Le testament fait partie de ces institutions juridiques connues de tous. Pour autant, il n’est pas toujours évident d’identifier toutes les possibilités qu’il offre, ni les limites qu’il connaît. Catherine Savoye, de l’Office AINAY Notaires de LYON, membre du groupe Monassier, fait le point sur le sujet.
Que peut-on faire par testament ?
Tout ! ou presque. Le testament est l’acte juridique par lequel une personne, le testateur, exprime ses dernières volontés et dispose de ses biens pour le temps qui suivra sa mort. Ces dispositions peuvent prendre plusieurs aspects.
En premier lieu, le testateur peut vouloir avantager telle ou telle personne, qu’elle soit ou non son héritière, voire telle ou telle association ou œuvre de bienfaisance, en lui consentant un legs. Ce legs peut être universel, c’est-à-dire porter sur l’ensemble des biens successoraux (le légataire est alors traité comme un héritier à part entière), à titre universel, c’est-à-dire porter sur une portion déterminée de la succession (le quart, la moitié, etc.) ou un type des biens (les immeubles, les meubles), ou enfin, à titre particulier, c’est-à-dire porter sur tel ou tel bien déterminé. Le notaire peut aider le testateur à affiner son souhait : veut-il avantager en pleine propriété ? en usufruit seulement ? Veut-il que le legs s’accompagne d’une charge, comme le paiement de certains frais ? veut-il prévoir le sort du bien au décès de son légataire ? Plus les volontés seront précises et subtiles, plus le conseil du notaire est recommandé, afin de s’assurer qu’elles soient correctement exprimées et efficacement exécutées.
En second lieu, le testament peut être motivé par le souhait de protéger. Il est ainsi fréquemment conseillé à l’occasion de la conclusion d’un PACS, celui-ci étant insuffisant à rendre les partenaires héritiers l’un de l’autre. L’acquisition d’un bien immobilier par des partenaires de PACS ou des concubins est également l’occasion de prévoir le sort du bien au décès du premier d’entre eux, afin d’éviter que le survivant ne se retrouve en indivision avec les héritiers du prémourant. Un legs peut ainsi permettre d’offrir au survivant soit la pleine propriété du bien, soit un usufruit, ou encore un droit d’usage et d’habitation, pour qu’il puisse y demeurer après le décès.
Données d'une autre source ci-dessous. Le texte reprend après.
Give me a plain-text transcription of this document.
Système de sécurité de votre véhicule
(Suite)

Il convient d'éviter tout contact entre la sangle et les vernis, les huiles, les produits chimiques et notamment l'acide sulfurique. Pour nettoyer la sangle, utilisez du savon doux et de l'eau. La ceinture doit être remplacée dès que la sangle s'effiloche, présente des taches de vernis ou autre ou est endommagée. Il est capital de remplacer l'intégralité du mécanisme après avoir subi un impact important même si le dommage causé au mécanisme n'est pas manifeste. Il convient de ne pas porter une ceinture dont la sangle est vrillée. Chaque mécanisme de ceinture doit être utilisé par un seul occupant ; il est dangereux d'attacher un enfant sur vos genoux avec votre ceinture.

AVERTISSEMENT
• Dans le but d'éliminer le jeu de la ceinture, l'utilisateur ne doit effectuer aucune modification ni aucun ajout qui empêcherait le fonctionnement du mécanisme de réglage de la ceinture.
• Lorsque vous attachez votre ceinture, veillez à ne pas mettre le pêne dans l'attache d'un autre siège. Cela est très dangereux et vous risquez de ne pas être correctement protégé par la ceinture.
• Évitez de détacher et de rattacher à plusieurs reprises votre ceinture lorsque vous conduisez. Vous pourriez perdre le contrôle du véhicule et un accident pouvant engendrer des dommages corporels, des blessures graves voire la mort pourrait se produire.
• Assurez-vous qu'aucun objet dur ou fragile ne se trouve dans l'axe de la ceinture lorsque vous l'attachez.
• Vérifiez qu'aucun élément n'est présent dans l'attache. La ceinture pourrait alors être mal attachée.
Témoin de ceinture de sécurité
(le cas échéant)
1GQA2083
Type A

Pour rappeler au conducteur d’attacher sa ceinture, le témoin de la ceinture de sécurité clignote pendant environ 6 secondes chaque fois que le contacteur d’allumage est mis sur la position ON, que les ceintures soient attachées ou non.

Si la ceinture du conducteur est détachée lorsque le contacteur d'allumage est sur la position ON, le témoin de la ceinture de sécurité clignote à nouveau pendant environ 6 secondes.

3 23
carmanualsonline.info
Le testament peut également être un instrument de répartition : on parle alors de testament-partage. Il s’agit pour le testateur de répartir les biens entre ses héritiers, en formant des lots pour chacun d’eux. Dans ce cas, l’héritier est contraint par le lot qui lui est offert : soit il l’accepte, soit il le refuse, mais alors c’est à la succession dans son entier qu’il renonce.
Si le PACS ou l’acquisition d’une résidence sont souvent les motifs qui conduisent à la rédaction du testament, il est recommandé de profiter de cette occasion pour régler les autres difficultés liées au prédécès. Ainsi peut-on prévoir le sort des autres biens, des comptes bancaires, la part revenant aux enfants, au conjoint, mais aussi désigner les bénéficiaires d’un contrat d’assurance-vie, etc.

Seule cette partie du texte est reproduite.